ARETHA FRANKLIN – Take a Look: Aretha Franklin on Columbia – Columbia Records/Legacy 88697 792792. Boxed set of 11 CDs + 1 DVD ***:
Don’t go looking for “Respect” when you open this deluxe 12-disc boxed set. You won’t find it, nor will you find “Think” or “I Never Loved a Man (The Way I Love You).” These golden anthemic songs from Aretha’s remarkable career were all from her post-1967 Atlantic Records years. So what will you find?
You will find a mind-boggling anthology of everything Aretha recorded from 1960 to 1966. You’ll find a tasty morsel of a DVD of her performing in 1964 on the Steven Allen Show. You’ll find hits, soaring standards, sensitive tributes, and unique interpretations of songs of the day. And you’ll also find clunkers, near misses, miscalculations, and poorly-comprised arrangements. Everything’s there: beauty marks and moles alike. For black women performers of the day like Dinah Washington and Ella Fitzgerald, it was the era of “evening gown jazz,” arrangements of jazz standards and jazzy pop tailored to appeal to white audiences. In many cases, the bands were made up of competent imports from the big band era instructed to “jazz it up” (but not too much).
Producers freely threw in backup singers, often superfluously (unlike “Respect’s” “sock-it-to-me” backup of Aretha’s sisters, Carol & Erma, and Cissy Houston). This is apparent in some of Aretha’s early songs like “Follow Your Heart” in "A Bit of Soul" and “Here Today and Gone Tomorrow” and “I May Never Get to Heaven” in Tiny Sparrow: The Bobby Scott Sessions. Some songs overdid the brass accompaniment like “Moon River” and “Harbor Lights.” It was as if Columbia didn’t believe Aretha could fully carry the songs with subtle instrumentation. (This reminds me of the way Paramount Pictures inserted sentimental tunes in the Marx Brothers’ first comedy, The Cocoanuts.) But carry them she did and often her inherent soulfullness pops out. In many cases she waits almost until the end of the song to belt out what’s in her heart, like “Tiny Sparrow” and “Johnny.” Unforgettable: A Tribute to Dinah Washington is the most consistently compelling of her early albums, coming out as it did shortly after Washington’s untimely death in December of 1963. But for a glimpse of the real soulful Aretha, you have to wait for 1965’s The Queen in Waiting, with its lively renditions of “Mockingbird” and “Evil Gal Blues.” There are even songs from the failed “girl-group sound” packaging of Aretha: Call me corny, but I still like “The Shoop Shoop Song (It’s in His Kiss)” and “My Guy.” Mono track duplicates of many songs released as 45s are also included.

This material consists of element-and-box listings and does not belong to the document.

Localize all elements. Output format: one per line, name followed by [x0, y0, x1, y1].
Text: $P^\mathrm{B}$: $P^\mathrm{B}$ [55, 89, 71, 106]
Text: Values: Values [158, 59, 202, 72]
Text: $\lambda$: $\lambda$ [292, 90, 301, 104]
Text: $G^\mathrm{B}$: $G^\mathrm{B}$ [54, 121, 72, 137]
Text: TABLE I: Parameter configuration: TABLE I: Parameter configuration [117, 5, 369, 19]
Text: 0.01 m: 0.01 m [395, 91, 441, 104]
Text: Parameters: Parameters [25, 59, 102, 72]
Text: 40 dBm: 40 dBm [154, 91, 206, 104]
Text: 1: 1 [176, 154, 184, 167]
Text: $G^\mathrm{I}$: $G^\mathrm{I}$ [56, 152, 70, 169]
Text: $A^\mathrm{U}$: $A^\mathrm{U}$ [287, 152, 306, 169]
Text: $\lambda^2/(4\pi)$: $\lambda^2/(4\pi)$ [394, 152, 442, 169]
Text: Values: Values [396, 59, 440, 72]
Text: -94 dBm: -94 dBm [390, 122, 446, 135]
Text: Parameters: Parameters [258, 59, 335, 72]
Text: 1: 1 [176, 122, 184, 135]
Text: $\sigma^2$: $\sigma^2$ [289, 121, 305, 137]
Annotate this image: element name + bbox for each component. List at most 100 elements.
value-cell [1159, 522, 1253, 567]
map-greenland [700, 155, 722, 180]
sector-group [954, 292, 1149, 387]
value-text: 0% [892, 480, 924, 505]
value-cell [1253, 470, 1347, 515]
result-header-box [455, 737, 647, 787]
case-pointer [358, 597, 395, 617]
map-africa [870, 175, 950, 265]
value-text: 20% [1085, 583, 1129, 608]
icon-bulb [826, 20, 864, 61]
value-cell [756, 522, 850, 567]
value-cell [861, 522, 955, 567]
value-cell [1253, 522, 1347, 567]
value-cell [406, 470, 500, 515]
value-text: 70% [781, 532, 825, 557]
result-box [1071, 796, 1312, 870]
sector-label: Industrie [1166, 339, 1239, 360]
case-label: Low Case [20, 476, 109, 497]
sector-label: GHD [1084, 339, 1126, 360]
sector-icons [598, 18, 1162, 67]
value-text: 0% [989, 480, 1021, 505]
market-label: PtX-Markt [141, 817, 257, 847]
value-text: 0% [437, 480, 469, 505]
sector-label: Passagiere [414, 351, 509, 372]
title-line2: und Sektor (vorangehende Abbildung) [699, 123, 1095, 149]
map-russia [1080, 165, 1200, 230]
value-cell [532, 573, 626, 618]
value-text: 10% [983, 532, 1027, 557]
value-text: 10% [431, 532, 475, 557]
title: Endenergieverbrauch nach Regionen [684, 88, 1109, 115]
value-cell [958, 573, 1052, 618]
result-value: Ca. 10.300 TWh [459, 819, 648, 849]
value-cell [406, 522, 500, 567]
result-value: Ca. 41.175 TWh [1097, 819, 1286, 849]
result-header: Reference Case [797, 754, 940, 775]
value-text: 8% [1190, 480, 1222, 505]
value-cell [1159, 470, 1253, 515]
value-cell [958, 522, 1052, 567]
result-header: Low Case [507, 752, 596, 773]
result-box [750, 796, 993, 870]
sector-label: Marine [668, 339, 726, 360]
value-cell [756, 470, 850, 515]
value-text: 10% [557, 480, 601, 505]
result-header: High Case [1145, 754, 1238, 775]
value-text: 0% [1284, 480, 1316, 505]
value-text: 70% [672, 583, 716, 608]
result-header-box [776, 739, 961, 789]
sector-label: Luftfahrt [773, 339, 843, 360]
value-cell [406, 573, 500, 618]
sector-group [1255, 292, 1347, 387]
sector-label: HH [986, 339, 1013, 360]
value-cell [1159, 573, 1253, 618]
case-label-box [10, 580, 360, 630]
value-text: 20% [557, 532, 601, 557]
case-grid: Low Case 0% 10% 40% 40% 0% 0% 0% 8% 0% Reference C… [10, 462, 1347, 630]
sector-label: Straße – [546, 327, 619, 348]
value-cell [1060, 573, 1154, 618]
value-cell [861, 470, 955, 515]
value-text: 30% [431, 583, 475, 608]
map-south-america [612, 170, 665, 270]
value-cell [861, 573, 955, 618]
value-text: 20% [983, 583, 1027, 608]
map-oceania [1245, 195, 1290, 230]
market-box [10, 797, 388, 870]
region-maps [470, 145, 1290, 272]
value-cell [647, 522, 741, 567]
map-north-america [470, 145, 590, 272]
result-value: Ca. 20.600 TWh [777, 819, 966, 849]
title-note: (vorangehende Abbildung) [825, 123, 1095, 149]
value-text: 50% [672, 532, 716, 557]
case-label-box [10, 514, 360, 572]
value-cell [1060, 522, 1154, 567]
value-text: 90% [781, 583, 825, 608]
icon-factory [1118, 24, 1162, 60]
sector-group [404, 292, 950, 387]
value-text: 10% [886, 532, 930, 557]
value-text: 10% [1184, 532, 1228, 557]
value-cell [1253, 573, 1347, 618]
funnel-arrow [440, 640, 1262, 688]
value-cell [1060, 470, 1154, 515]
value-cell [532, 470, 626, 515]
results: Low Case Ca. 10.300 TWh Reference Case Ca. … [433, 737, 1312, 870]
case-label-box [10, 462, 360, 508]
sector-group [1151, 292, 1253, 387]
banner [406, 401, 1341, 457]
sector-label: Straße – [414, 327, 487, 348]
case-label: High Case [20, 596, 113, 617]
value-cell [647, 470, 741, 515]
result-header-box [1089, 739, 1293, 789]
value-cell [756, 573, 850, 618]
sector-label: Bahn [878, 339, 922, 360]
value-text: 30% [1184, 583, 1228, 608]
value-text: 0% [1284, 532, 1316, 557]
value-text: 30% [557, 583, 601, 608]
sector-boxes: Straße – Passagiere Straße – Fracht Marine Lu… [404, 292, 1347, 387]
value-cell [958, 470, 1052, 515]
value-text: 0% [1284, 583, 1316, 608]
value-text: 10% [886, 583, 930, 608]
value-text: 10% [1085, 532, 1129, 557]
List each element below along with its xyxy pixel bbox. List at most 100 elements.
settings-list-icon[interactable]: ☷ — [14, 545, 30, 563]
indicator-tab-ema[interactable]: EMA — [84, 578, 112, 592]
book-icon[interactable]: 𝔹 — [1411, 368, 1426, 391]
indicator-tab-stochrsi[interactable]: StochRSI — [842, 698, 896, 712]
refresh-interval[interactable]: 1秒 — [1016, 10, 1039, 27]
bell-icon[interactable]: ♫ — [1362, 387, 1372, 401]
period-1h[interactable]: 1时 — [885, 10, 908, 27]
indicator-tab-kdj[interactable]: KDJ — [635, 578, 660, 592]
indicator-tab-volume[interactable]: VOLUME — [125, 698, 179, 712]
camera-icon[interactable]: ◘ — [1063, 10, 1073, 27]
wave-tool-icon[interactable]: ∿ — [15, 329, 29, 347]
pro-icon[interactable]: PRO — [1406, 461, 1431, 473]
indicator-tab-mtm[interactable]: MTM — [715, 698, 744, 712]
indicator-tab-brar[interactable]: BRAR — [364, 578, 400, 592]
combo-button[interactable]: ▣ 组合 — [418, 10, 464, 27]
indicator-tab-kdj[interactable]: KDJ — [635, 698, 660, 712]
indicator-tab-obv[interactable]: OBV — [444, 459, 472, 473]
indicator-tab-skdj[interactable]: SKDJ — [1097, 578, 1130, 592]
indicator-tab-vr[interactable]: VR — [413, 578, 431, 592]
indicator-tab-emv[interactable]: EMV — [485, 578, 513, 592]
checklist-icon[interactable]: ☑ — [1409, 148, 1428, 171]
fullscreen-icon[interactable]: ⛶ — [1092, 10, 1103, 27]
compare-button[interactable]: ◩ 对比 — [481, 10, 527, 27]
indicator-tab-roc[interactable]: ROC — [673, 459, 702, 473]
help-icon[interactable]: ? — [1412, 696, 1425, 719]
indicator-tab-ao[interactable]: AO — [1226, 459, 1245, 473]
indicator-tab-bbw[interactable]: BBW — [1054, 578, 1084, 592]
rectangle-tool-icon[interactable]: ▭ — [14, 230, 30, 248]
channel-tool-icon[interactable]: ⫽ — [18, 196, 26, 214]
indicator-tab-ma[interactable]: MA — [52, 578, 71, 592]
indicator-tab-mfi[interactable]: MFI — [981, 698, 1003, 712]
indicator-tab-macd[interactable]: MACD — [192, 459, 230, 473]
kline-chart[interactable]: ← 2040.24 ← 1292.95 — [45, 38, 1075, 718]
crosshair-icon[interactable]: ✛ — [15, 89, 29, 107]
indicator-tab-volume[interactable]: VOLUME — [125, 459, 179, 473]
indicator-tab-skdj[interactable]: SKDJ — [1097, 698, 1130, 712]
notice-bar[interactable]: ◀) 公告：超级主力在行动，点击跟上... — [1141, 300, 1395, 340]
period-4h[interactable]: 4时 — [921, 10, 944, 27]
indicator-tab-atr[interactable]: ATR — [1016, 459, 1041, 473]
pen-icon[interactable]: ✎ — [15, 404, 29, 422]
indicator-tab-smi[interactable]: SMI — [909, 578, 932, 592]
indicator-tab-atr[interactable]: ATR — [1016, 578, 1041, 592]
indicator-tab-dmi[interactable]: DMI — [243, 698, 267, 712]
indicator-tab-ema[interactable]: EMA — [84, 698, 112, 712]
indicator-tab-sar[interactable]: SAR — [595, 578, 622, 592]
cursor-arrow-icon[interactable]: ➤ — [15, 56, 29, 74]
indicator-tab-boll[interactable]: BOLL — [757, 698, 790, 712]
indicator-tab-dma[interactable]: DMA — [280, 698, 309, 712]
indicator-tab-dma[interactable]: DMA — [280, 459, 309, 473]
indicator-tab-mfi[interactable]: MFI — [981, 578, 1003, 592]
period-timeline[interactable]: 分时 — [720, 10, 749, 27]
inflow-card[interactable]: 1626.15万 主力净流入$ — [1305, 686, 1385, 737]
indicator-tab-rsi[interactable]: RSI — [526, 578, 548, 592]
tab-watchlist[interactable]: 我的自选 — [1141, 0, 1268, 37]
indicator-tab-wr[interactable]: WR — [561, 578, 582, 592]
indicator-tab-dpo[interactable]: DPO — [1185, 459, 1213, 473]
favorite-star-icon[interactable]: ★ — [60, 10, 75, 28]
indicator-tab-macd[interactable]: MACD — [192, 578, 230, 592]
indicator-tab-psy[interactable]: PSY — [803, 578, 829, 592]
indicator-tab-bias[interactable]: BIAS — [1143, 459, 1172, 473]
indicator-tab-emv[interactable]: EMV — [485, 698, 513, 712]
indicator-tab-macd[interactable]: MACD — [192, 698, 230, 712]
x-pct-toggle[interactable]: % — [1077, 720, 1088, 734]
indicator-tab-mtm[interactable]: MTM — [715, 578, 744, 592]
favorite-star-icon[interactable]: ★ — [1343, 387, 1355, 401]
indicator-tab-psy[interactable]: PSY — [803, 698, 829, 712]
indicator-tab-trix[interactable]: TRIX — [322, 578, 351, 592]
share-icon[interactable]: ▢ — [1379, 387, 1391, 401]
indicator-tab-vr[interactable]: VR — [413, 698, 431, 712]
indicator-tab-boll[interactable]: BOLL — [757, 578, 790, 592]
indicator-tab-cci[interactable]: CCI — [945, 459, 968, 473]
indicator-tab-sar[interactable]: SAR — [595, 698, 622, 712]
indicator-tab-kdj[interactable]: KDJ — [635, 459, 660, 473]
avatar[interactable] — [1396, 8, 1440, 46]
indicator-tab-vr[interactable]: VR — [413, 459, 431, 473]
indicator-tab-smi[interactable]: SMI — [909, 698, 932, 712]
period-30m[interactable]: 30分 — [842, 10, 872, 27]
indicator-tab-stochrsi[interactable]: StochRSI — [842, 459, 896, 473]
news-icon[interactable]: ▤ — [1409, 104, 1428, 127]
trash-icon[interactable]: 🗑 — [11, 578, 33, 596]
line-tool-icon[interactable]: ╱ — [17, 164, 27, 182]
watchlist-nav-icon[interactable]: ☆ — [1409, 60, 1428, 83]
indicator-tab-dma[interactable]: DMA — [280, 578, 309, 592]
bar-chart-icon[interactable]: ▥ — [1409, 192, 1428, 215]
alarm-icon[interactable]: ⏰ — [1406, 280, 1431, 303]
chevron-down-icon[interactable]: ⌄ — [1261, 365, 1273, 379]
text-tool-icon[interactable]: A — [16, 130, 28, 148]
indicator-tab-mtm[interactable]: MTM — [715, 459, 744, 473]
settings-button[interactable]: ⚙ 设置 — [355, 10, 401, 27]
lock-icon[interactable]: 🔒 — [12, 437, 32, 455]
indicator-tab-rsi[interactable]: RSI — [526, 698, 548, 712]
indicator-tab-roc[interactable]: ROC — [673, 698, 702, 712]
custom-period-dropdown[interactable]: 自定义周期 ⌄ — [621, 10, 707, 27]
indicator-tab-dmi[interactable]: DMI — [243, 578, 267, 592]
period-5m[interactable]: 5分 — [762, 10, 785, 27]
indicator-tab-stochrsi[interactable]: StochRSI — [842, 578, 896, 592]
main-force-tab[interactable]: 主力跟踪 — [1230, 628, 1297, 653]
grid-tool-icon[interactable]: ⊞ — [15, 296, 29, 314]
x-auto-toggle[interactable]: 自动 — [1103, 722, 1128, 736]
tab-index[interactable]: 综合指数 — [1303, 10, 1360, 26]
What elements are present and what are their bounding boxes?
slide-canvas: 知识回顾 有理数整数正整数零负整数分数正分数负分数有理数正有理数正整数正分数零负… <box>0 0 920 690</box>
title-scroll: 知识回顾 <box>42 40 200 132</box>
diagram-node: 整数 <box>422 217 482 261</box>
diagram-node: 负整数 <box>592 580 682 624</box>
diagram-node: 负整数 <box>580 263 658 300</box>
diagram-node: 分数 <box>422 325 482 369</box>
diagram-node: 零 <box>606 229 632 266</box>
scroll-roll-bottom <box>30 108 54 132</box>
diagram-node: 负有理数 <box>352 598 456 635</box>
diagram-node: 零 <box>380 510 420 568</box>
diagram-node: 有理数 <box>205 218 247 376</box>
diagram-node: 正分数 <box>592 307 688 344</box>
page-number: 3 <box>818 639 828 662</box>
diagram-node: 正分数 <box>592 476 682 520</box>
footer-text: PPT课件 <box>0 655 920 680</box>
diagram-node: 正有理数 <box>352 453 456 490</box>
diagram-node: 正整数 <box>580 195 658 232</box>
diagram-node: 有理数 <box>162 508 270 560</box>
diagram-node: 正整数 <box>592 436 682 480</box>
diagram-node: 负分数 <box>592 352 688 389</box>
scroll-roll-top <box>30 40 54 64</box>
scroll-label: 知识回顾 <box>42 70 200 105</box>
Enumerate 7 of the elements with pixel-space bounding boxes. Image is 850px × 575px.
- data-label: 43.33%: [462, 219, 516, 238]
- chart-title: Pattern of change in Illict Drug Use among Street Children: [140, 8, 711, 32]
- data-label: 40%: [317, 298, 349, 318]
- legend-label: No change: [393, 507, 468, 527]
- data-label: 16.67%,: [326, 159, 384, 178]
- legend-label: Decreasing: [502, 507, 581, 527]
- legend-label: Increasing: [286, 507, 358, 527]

Slightly disappointing is the included DVD of her 1964 appearance on The Steve Allen Show. While it’s great to see her accompany herself on the piano in “Rockabye Your Baby” and “Skylark,” it lasts only fifteen minutes! Couldn’t they have included a few more live performances? A cursory spin on YouTube reveals scrumptious videos of “The Shoop Shoop Song” and “Mockingbird.”
This set, while not perfect, is a must have for the Aretha completists, for those who matured musically in that era, and all who love the Queen of Soul no matter what she sang.